Au lieu d’attendre la fin d’un délai de paiement de 30 ou même de 120 jours, les fournisseurs participant aux programmes de « seller-side Supply Chain Finance » pourraient être payés en quelques jours, avant même l’approbation de la facture. Ils obtiendront l’argent dont ils ont besoin pour éviter les licenciements et pourront même embaucher de nouveaux experts.

 

Le moteur de la numérisation

 

Cependant, pour un fournisseur qui cherche à tirer parti des mécanismes de financements anticipés, la transparence peut être un obstacle majeur. Selon une étude récente, 75 % des vendeurs utilisent toujours des documents papier, qui sont difficiles à organiser et à partager avec un prêteur potentiel. Même lorsqu’une partie du processus est en place, il y a souvent quelqu’un, quelque part, qui scanne les factures papier pour alimenter le système.

 

Une solution est de numériser sa facturation. En rendant les factures vraiment numériques au lieu du papier ou du PDF, il est possible d’aider ses partenaires à utiliser les informations dont ils ont besoin pour estimer avec précision le risque de crédit. La numérisation des factures peut également atténuer d’autres points associés à la pandémie. Avant COVID-19, de nombreux fournisseurs ont passé plus de 20 % du temps à résoudre les problèmes de facturation, principalement par téléphone.
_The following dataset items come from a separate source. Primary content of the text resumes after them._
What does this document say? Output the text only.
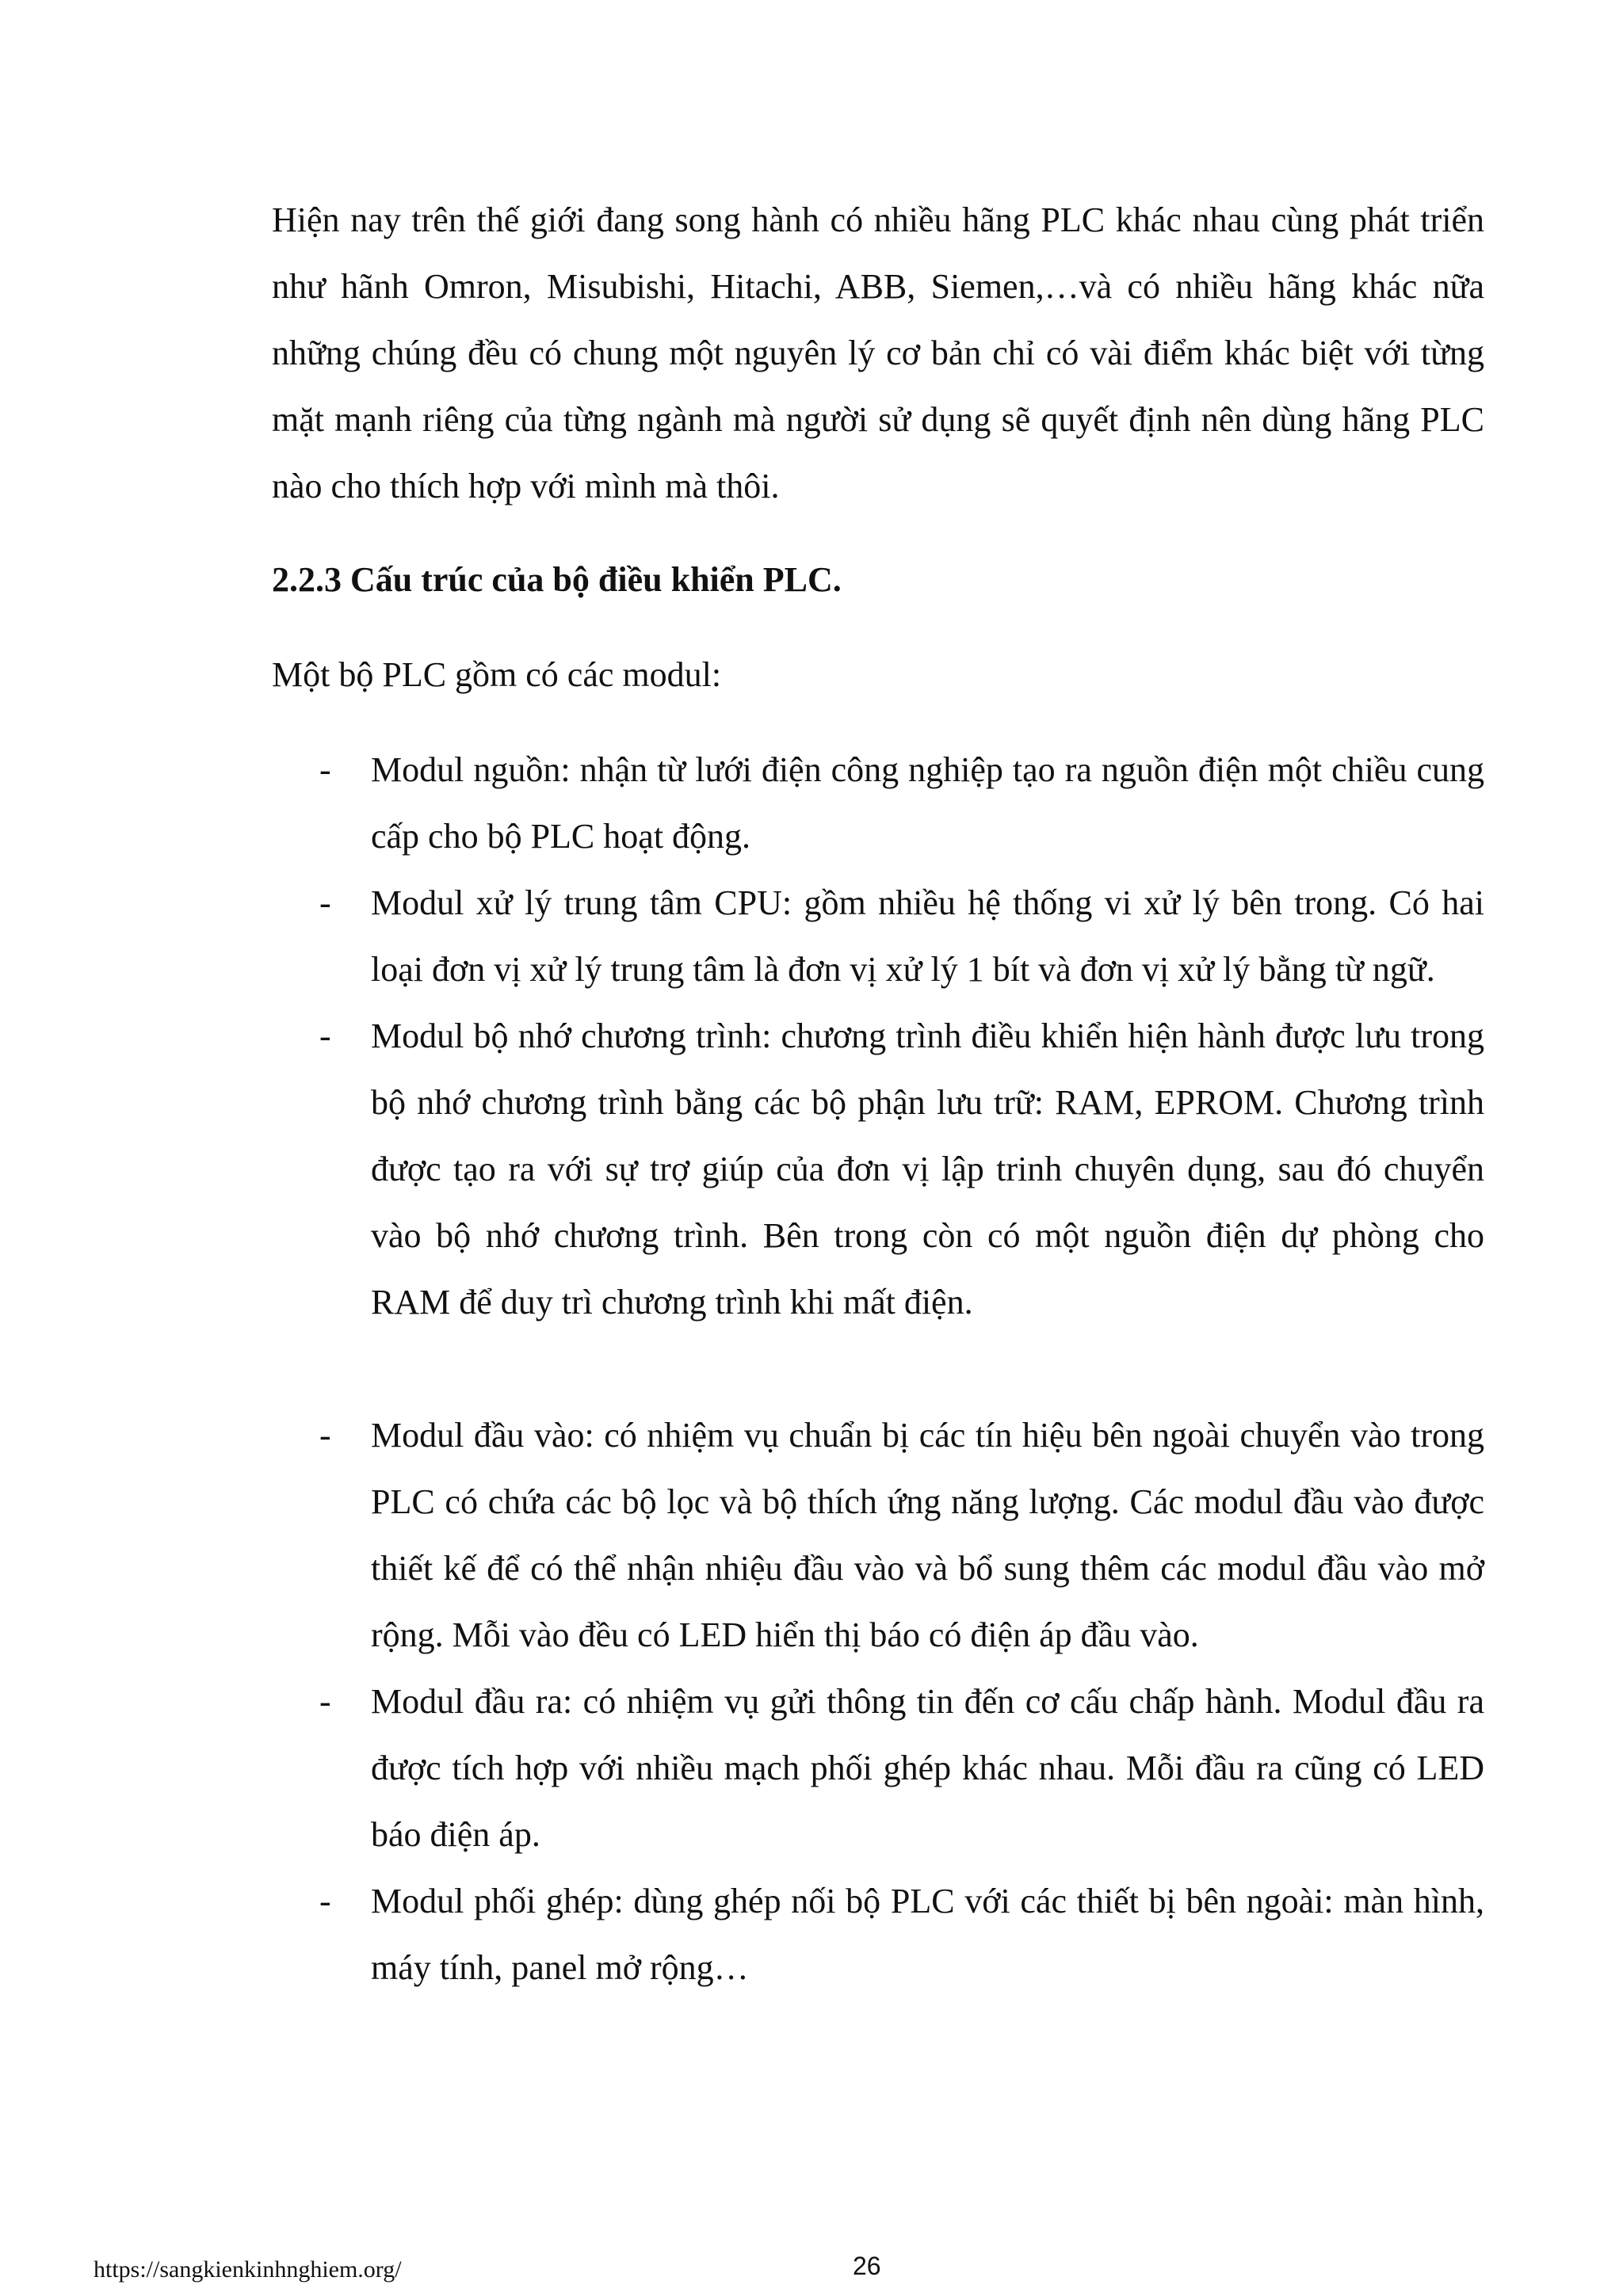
Hiện nay trên thế giới đang song hành có nhiều hãng PLC khác nhau cùng phát triển như hãnh Omron, Misubishi, Hitachi, ABB, Siemen,…và có nhiều hãng khác nữa những chúng đều có chung một nguyên lý cơ bản chỉ có vài điểm khác biệt với từng mặt mạnh riêng của từng ngành mà người sử dụng sẽ quyết định nên dùng hãng PLC nào cho thích hợp với mình mà thôi.

2.2.3 Cấu trúc của bộ điều khiển PLC.

Một bộ PLC gồm có các modul:

- Modul nguồn: nhận từ lưới điện công nghiệp tạo ra nguồn điện một chiều cung cấp cho bộ PLC hoạt động.
- Modul xử lý trung tâm CPU: gồm nhiều hệ thống vi xử lý bên trong. Có hai loại đơn vị xử lý trung tâm là đơn vị xử lý 1 bít và đơn vị xử lý bằng từ ngữ.
- Modul bộ nhớ chương trình: chương trình điều khiển hiện hành được lưu trong bộ nhớ chương trình bằng các bộ phận lưu trữ: RAM, EPROM. Chương trình được tạo ra với sự trợ giúp của đơn vị lập trinh chuyên dụng, sau đó chuyển vào bộ nhớ chương trình. Bên trong còn có một nguồn điện dự phòng cho RAM để duy trì chương trình khi mất điện.
- Modul đầu vào: có nhiệm vụ chuẩn bị các tín hiệu bên ngoài chuyển vào trong PLC có chứa các bộ lọc và bộ thích ứng năng lượng. Các modul đầu vào được thiết kế để có thể nhận nhiệu đầu vào và bổ sung thêm các modul đầu vào mở rộng. Mỗi vào đều có LED hiển thị báo có điện áp đầu vào.
- Modul đầu ra: có nhiệm vụ gửi thông tin đến cơ cấu chấp hành. Modul đầu ra được tích hợp với nhiều mạch phối ghép khác nhau. Mỗi đầu ra cũng có LED báo điện áp.
- Modul phối ghép: dùng ghép nối bộ PLC với các thiết bị bên ngoài: màn hình, máy tính, panel mở rộng…
https://sangkienkinhnghiem.org/	26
Avec la facturation numérique, il est aisé de vérifier l’état de la facture dans le système sans contacter l’acheteur et d’accéder à de réels gains de productivité et d’efficacité.

 

Un investissement pour l’avenir

Les mécanismes de Supply Chain Finance ne sont pas une réponse absolue. Pour la plupart des fournisseurs, il s’agit d’une solution à court terme pendant qu’ils s’adaptent à la nouvelle donne liée à la pandémie de COVID-19. À long terme, la plupart des entreprises devront apporter des changements plus importants.

 

Ainsi, investir dans la numérisation des factures est également un investissement dans l’avenir d’une entreprise. Tandis que les magasins, les restaurants et les usines rouvriront, la pandémie aura un impact durable sur la façon dont chaque industrie gère ses affaires. La situation a également mis en évidence l’importance de se préparer à l’inattendu. En augmentant la transparence et l’agilité et en réduisant les coûts, la numérisation des factures permettra aux entreprises de mieux se préparer aux crises qui se présenteront.